Le plus fascinant était que ces trois équipes se battaient pour la victoire alors qu'elles n'y étaient pas habituées (avec tout le respect dû à Ross Brawn), alors que les plus habituées au succès (McLaren, Ferrari et Renault) peinaient à trouver de la performance. Il n'était donc peut-être pas totalement surprenant de voir les choses parfois mal se passer au niveau des décisions prises.

Ceci étant dit, Toyota avait fait montre d'un meilleur niveau stratégique depuis deux saisons, et avait parfois marqué des points dans des situations difficiles.

Button remporta les deux premières courses en Australie et en Malaisie pour le compte de Brawn, alors que Sebastian Vettel avait signé le premier succès de Red Bull Racing sous la pluie de Chine. Toyota était dans le coup, Trulli et Timo Glock terminant troisième et quatrième en Australie après qu'un problème d'aileron arrière les obligea à s'élancer tous deux depuis les stands. Ils égalèrent cette performance (avec les positions inversées) en Malaisie.

Il semblait y avoir énormément de potentiel, si seulement l'équipe parvenait à tout bien faire. Bahreïn était cette chance.

Jarno Trulli, Toyota celebrates his pole position in parc ferme

Toyota avait signé deux poles en 2005, avec Trulli à Indianapolis quand les pilotes équipés de pneus Michelin savaient qu'ils ne pourraient pas prendre part à la course et avaient mis peu d'essence, et avec Ralf Schumacher lors d'un Grand Prix pluvieux à Suzuka.

Bahreïn 2009 était donc la première "vraie" pole. L'essence embarquée pour le départ joua un rôle, et la course allait démonter que le premier arrêt au stand était prévu assez tôt, mais même en corrigeant la performance selon le niveau de carburant, l'Italien était le plus rapide. Son équipier Glock, qui avait encore moins d'essence, était à ses côtés sur la première ligne. Avec deux voitures aux avant-postes, Toyota allait forcément transformer l'essai.

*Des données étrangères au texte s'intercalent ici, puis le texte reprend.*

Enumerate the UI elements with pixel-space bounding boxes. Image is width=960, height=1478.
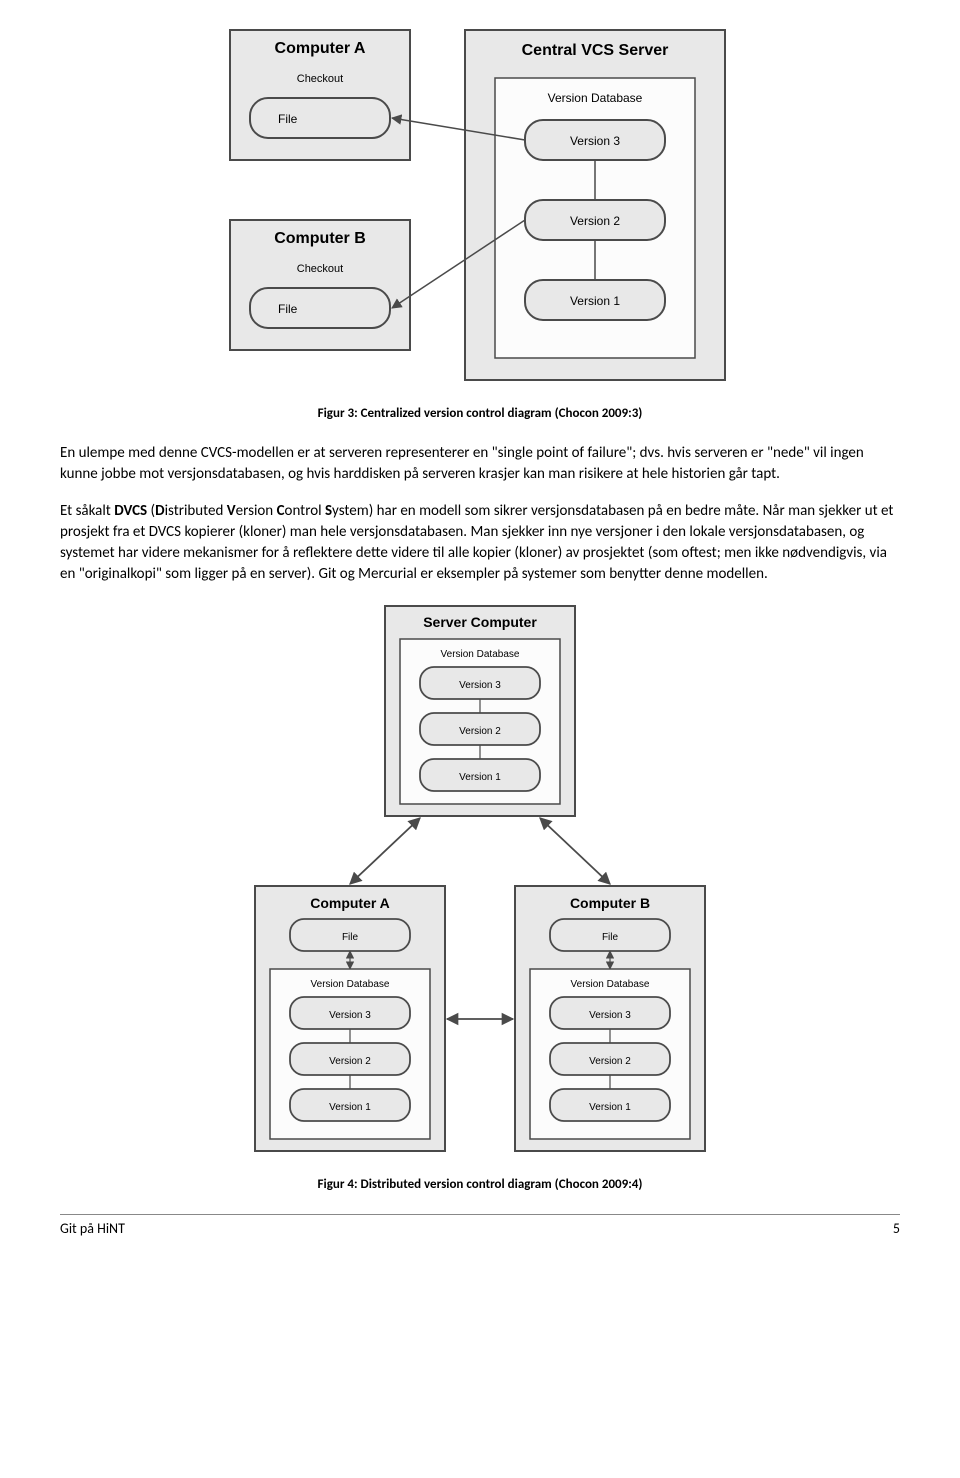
computer-a-box: Computer A Checkout File [230,30,410,160]
p2-m2: istributed [165,502,227,520]
p2-d: D [155,502,164,520]
server2-v1: Version 1 [459,772,501,783]
paragraph-1: En ulempe med denne CVCS-modellen er at … [60,443,900,485]
p2-pre: Et såkalt [60,502,114,520]
edge-server-a [350,818,420,884]
p2-c: C [277,502,285,520]
comp-a2-v1: Version 1 [329,1102,371,1113]
server-title: Central VCS Server [522,42,669,59]
p2-m4: ontrol [285,502,325,520]
computer-a-title: Computer A [275,40,366,57]
p2-s: S [325,502,332,520]
server-v3: Version 3 [570,134,620,148]
comp-a2-v2: Version 2 [329,1056,371,1067]
server2-title: Server Computer [423,614,537,630]
server-computer-box: Server Computer Version Database Version… [385,606,575,816]
dvcs-diagram: Server Computer Version Database Version… [60,601,900,1168]
server-db-title: Version Database [548,91,643,105]
computer-a-sub: Checkout [297,73,343,85]
computer-b-file: File [278,302,298,316]
comp-b2-title: Computer B [570,895,650,911]
p2-v: V [227,502,236,520]
edge-server-b [540,818,610,884]
comp-b2-v1: Version 1 [589,1102,631,1113]
server2-db-title: Version Database [441,649,520,660]
comp-b2-db-title: Version Database [571,979,650,990]
computer-b-sub: Checkout [297,263,343,275]
comp-a2-file: File [342,932,359,943]
paragraph-2: Et såkalt DVCS (Distributed Version Cont… [60,501,900,585]
page-footer: Git på HiNT 5 [60,1214,900,1239]
server-v2: Version 2 [570,214,620,228]
footer-page-number: 5 [893,1219,900,1239]
computer-a-file: File [278,112,298,126]
comp-a2-title: Computer A [310,895,390,911]
central-server-box: Central VCS Server Version Database Vers… [465,30,725,380]
p2-m1: ( [147,502,155,520]
server-v1: Version 1 [570,294,620,308]
computer-b-title: Computer B [274,230,366,247]
computer-b2-box: Computer B File Version Database Version… [515,886,705,1151]
computer-a2-box: Computer A File Version Database Version… [255,886,445,1151]
comp-a2-db-title: Version Database [311,979,390,990]
comp-b2-file: File [602,932,619,943]
figure-4-caption: Figur 4: Distributed version control dia… [60,1176,900,1194]
p2-dvcs: DVCS [114,502,147,520]
footer-left: Git på HiNT [60,1219,125,1239]
p2-m3: ersion [236,502,277,520]
server2-v2: Version 2 [459,726,501,737]
comp-b2-v2: Version 2 [589,1056,631,1067]
figure-3-caption: Figur 3: Centralized version control dia… [60,405,900,423]
computer-b-box: Computer B Checkout File [230,220,410,350]
comp-a2-v3: Version 3 [329,1010,371,1021]
cvcs-diagram: Computer A Checkout File Computer B Chec… [60,20,900,397]
server2-v3: Version 3 [459,680,501,691]
comp-b2-v3: Version 3 [589,1010,631,1021]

Vettel s'était qualifié troisième, alors que Button partait quatrième sur la seconde ligne ; et ce n'était vraiment pas ce qu'il avait prévu. Lors des deux premières courses, les Brawn avaient pu mettre bien plus d'essence que la concurrence et avaient quand même eu la pole. Cette fois-ci, ce fut plus difficile sur un tour, en partie à cause de problèmes de température moteur dans la chaleur bahreïnie, conséquence d'une installation précipitée du bloc Mercedes dans un châssis initialement prévu pour accueillir un Honda.

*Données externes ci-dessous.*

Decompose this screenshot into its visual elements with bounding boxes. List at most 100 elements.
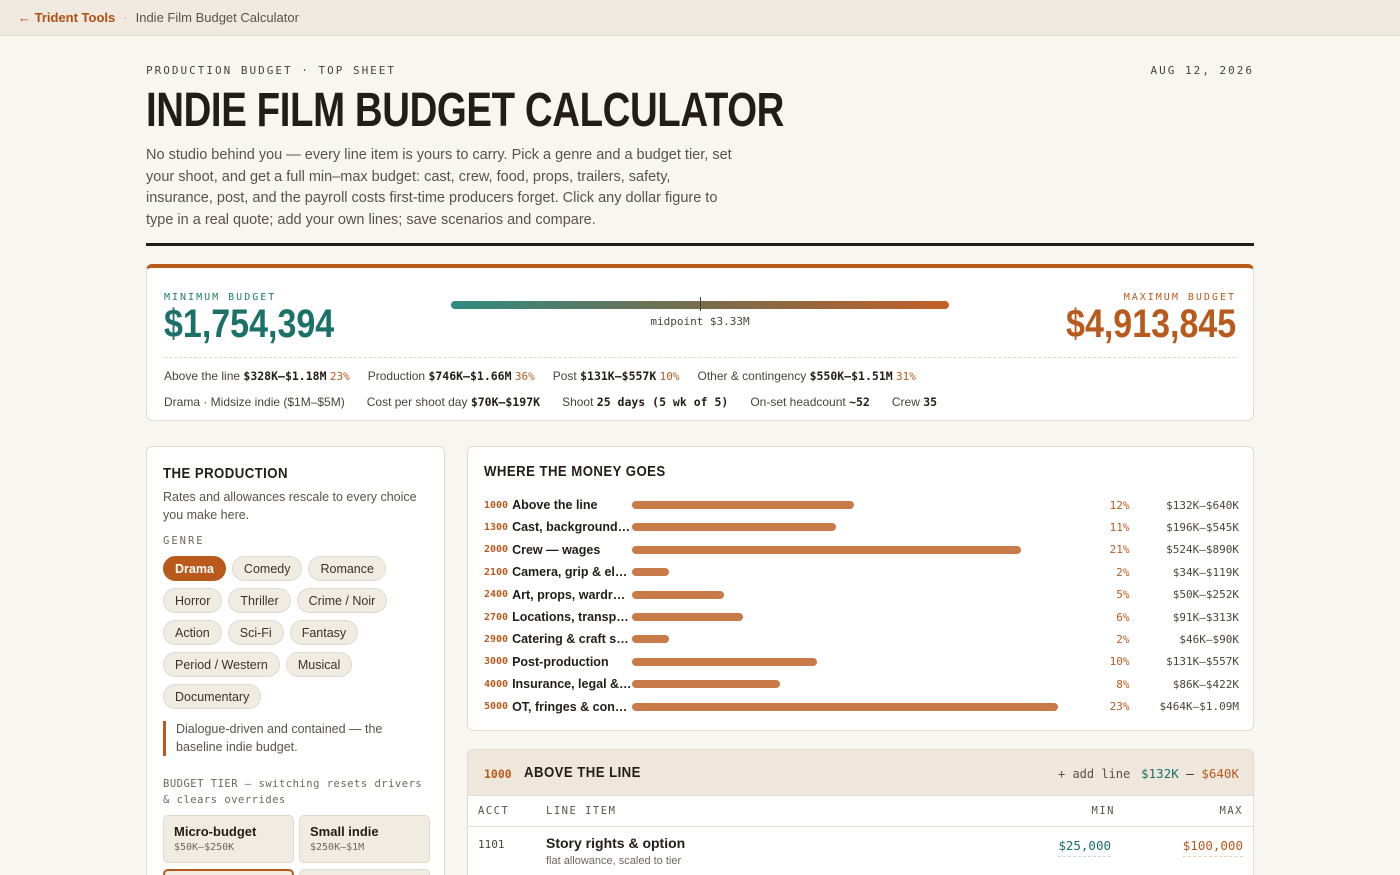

Au départ, Trulli et Glock s'élançaient sans problème, pendant que Button dépassait Vettel avant d'être surpris brièvement par la McLaren avec KERS de Lewis Hamilton, qu'il repassa au début du second tour.

Timo Glock, Toyota TF109, Jarno Trulli, Toyota TF109, Lewis Hamilton, McLaren MP4-24 Mercedes, Jenson Button, Brawn GP BGP001 Mercedes, Sebastian Vettel, Red Bull Racing RB5 Renault, head into the first corner

"Un beau dépassement, et le rendre définitif était très important pour moi", déclara à l'époque Button. "Ça voulait dire que je pouvais partir à la chasse aux Toyota et que j'avais une piste dégagée. Si j'avais été coincé derrière lui, nous aurions eu du mal avec les températures."

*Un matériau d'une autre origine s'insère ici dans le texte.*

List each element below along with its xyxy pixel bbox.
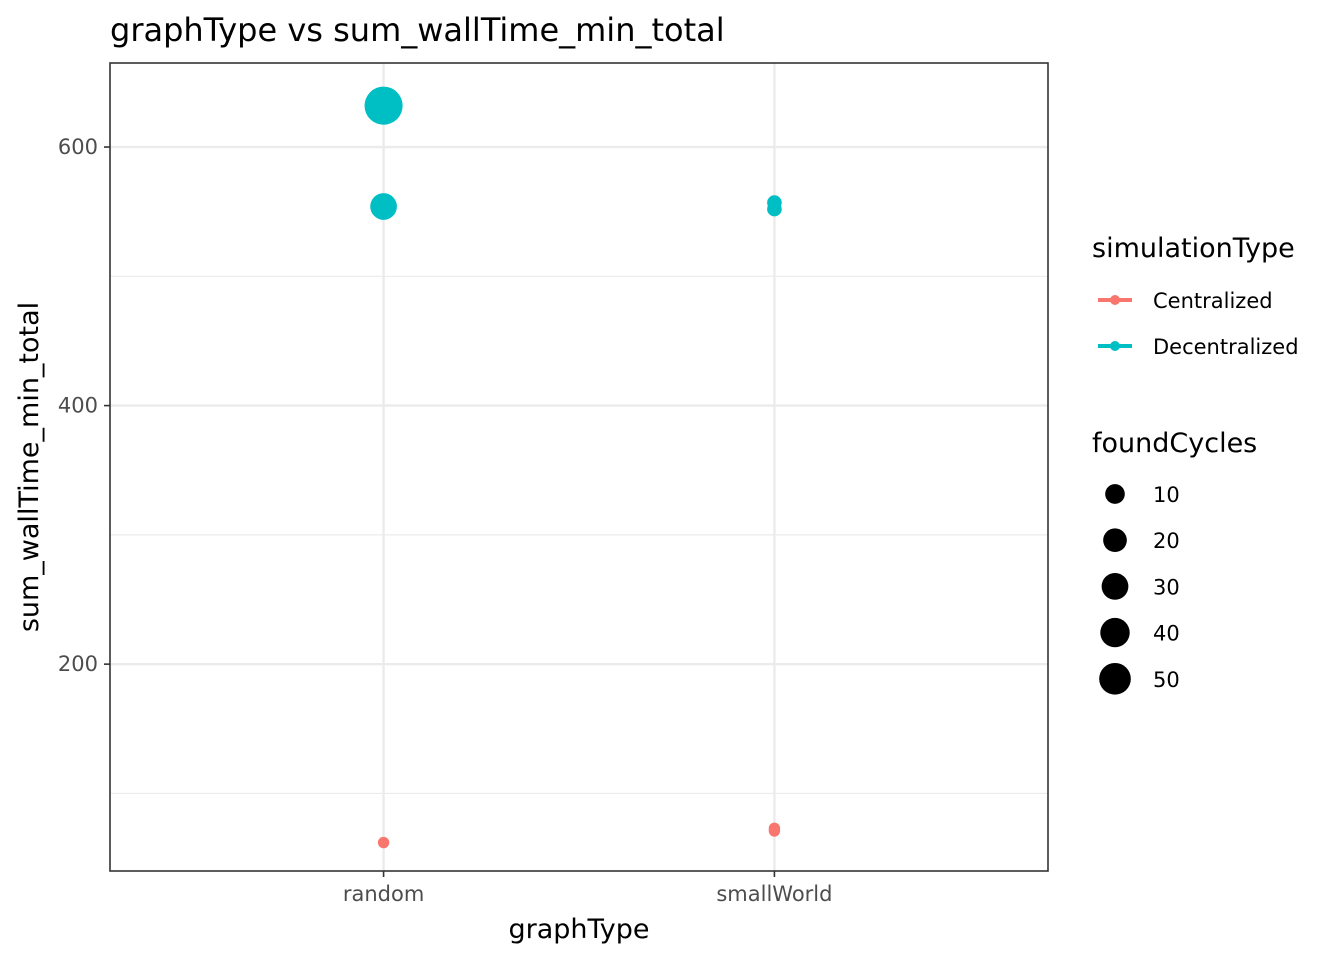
x-axis-title: graphType	[508, 914, 649, 945]
legend-color-keys: Centralized Decentralized	[1098, 289, 1299, 359]
data-point	[377, 836, 390, 849]
legend-color-label: Decentralized	[1153, 335, 1299, 359]
legend-color-dot	[1110, 295, 1120, 305]
legend-size-title: foundCycles	[1092, 428, 1257, 459]
chart-title: graphType vs sum_wallTime_min_total	[110, 11, 725, 49]
y-tick-label: 200	[58, 652, 98, 676]
data-point	[364, 86, 403, 125]
data-points	[364, 86, 782, 849]
legend-size-label: 30	[1153, 575, 1180, 599]
plot-background	[110, 63, 1048, 871]
y-tick-label: 600	[58, 135, 98, 159]
legend-size-dot	[1099, 662, 1131, 695]
data-point	[767, 201, 782, 217]
data-point	[768, 822, 781, 835]
legend-size-label: 10	[1153, 483, 1180, 507]
legend-size-label: 20	[1153, 529, 1180, 553]
x-axis-ticks: random smallWorld	[343, 871, 832, 906]
y-axis-ticks: 200 400 600	[58, 135, 110, 676]
legend-size-label: 40	[1153, 622, 1180, 646]
legend: simulationType CentralizedDecentralized …	[1092, 233, 1299, 695]
legend-size-dot	[1105, 484, 1125, 504]
x-tick-label: random	[343, 882, 424, 906]
legend-size-keys: 10 20 30 40 50	[1099, 483, 1180, 695]
y-tick-label: 400	[58, 394, 98, 418]
legend-size-label: 50	[1153, 668, 1180, 692]
legend-color-dot	[1110, 341, 1120, 351]
data-point	[370, 193, 397, 220]
legend-size-dot	[1101, 573, 1129, 600]
plot-border	[109, 62, 1049, 872]
y-axis-title: sum_wallTime_min_total	[14, 302, 45, 632]
x-tick-label: smallWorld	[716, 882, 832, 906]
legend-size-dot	[1103, 528, 1127, 553]
legend-color-label: Centralized	[1153, 289, 1273, 313]
legend-size-dot	[1100, 617, 1130, 648]
legend-color-title: simulationType	[1092, 233, 1295, 264]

Comme Button l'expliquait, il était essentiel de ne pas être englué derrière quelqu'un afin de pouvoir contrôler la chaleur de son moteur. Il n'était donc pas vraiment dérangé d'être à trois secondes de Glock lors des 11 premiers tours.

Les quatre tours supplémentaires qu'il a pu faire par rapport à l'Allemand, et les trois par rapport au leader Trulli, se sont avérés cruciaux, tout comme la mauvaise décision de Toyota de placer ses deux voitures sur les pneus prime, qui leur ont coûté beaucoup de temps pendant ces tours essentiels.

Quand Button est ressorti des stands après son arrêt du 15e tour, il avait largement dépassé les deux. "Je pensais qu'ils allaient faire une course à trois arrêts", expliquait-il. "Parce qu'ils disaient avoir du mal avec la température et la tenue des freins vendredi et samedi. Je pensais qu'ils allaient peut-être rester [sur les pneus prime] pendant 12 tours et ensuite revenir sur les option. Ça n'a pas été le cas."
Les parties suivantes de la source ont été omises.